Feeling on edge, Damien dropped his gaze to his boots. He had prayed these feelings would disappear after he delivered Adele safely to Harold. He had prayed that he and Adele would both forget what had happened between them, but Damien could not. It was impossible. All he wanted to do now was pull her into his arms and do nothing but hold her. He wanted to take her to Essence House and show her the unkempt gardens and the cozy rooms that were full of mismatched pillows, and the stacks of books piled high on the floors because there was no room left in the bookcases, and no one had ever wanted to part with the books.
Damien knew Adele would love Essence House because she loved what was natural and unpretentious.
He feared suddenly that what he felt for Adele was more than just a fleeting lust for an attractive woman, and more than a simple desire for the forbi
dden. Now that they were back in the real world, it seemed to be much, much more.
Damien squeezed his hat in his hands and felt a dark shadow, like a storm cloud, settle over him and inside him. It was a shadow of impending doom, of shame and regret on the horizon. He couldn’t move.
“What is your house like, Damien?” she asked, her expression bright with interest.

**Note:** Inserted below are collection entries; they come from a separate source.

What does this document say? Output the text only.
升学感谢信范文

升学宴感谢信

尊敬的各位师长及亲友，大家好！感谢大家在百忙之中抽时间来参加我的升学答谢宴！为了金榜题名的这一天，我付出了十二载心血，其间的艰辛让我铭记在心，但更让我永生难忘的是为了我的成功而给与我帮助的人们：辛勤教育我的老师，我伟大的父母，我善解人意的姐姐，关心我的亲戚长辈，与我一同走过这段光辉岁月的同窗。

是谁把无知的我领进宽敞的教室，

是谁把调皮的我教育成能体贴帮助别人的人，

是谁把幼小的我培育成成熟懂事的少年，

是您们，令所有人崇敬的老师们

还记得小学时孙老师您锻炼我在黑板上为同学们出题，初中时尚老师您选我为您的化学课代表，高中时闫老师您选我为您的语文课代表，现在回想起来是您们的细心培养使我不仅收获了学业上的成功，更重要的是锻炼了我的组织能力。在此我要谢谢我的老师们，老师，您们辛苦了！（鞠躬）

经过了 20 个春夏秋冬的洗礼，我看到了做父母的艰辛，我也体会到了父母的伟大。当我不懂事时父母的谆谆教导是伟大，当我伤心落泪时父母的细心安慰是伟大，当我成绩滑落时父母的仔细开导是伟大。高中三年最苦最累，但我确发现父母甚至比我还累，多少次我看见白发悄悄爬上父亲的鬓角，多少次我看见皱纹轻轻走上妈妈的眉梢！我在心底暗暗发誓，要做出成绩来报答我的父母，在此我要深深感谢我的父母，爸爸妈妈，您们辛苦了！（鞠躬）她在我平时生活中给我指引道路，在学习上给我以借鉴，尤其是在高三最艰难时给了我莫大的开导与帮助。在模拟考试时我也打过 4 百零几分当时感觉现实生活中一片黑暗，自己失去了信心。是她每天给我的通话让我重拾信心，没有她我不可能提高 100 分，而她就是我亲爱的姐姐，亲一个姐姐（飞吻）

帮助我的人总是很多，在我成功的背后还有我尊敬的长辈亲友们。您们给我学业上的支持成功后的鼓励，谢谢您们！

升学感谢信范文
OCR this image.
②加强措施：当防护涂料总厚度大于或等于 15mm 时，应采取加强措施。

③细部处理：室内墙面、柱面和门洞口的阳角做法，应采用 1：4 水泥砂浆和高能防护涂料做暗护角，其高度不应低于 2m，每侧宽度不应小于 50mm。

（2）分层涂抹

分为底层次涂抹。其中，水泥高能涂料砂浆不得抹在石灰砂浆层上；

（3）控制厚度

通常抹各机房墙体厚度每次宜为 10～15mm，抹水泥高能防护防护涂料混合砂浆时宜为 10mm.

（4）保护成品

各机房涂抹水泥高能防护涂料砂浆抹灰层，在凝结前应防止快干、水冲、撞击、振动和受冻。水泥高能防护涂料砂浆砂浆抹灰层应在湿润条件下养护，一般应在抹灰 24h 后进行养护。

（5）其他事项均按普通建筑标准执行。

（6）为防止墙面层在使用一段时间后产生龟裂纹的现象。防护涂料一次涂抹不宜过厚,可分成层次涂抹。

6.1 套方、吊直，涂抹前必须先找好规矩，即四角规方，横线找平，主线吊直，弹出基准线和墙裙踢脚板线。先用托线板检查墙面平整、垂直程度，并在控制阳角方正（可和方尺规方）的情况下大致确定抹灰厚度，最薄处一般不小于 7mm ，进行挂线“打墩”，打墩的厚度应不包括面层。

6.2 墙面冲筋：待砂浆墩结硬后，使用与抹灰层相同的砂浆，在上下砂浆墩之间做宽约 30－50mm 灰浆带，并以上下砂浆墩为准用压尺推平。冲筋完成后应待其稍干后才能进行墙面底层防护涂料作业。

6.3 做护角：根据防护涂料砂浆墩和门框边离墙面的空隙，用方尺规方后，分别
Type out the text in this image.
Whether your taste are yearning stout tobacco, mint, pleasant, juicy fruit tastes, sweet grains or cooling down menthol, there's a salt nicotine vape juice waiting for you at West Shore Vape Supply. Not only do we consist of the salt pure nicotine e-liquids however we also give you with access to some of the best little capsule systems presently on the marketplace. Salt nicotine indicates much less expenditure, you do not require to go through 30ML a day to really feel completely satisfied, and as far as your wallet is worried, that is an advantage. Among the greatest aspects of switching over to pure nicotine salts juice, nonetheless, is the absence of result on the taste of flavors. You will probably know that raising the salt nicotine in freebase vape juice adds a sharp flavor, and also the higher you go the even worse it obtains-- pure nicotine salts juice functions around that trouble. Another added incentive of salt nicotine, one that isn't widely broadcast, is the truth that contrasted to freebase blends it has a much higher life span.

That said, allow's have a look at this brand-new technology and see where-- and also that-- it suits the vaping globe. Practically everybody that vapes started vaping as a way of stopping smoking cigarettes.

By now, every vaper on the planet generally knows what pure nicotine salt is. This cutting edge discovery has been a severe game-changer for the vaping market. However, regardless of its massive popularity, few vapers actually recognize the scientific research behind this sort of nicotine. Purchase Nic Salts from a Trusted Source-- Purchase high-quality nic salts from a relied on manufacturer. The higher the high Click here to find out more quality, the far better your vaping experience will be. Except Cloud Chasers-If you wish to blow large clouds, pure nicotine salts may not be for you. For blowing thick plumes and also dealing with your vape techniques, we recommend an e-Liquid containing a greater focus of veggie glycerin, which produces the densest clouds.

Not only could he not move, he couldn’t speak, either. All he could do was stare blankly at her.
“Damien?” She sauntered closer. “Your house? It’s called Essence House. Didn’t you tell me that once? I looked the word ‘essence’ up in the dictionary this morning because I was thinking about it, and it means ‘the real or ultimate nature of a thing, as opposed to its existence.’ It means ‘heart, soul, core, or root.’”
She continued to move closer in that carefree way, and he wished she would stop. “In my imagination, your house is very different from Osulton Manor,” she said. “The way I picture it, things aren’t clipped. They are like this, aren’t they?” She gestured toward the vista outside the windows. “Natural and overgrown and somewhat...messy?”
She laughed.
He didn’t. He couldn’t. “Yes, that’s exactly what it looks like,” he said flatly. “The truth is, I can’t afford a gardener, and even if I could, I’d tell him not to touch a thing, because I love it exactly the way it is.”
She stopped her carefree sauntering directly in front of him, only a foot away, close enough that he could see the flecks of gold in her eyes and the individual hairs in her delicate brows. He could smell the clean scent of her skin. Though it wasn’t perfume he smelled. It was just her.
Her hands were clasped behind her back. She was swinging back and forth like a mischievous child, gazing up at him with impish eyes. She’d never looked at him like that before—so playfully and flirtatiously. It was the Adele he’d always known existed deeper down. The Adele she had never let loose. This Adele—the sensual one—awakened his sharply honed instincts and impulses.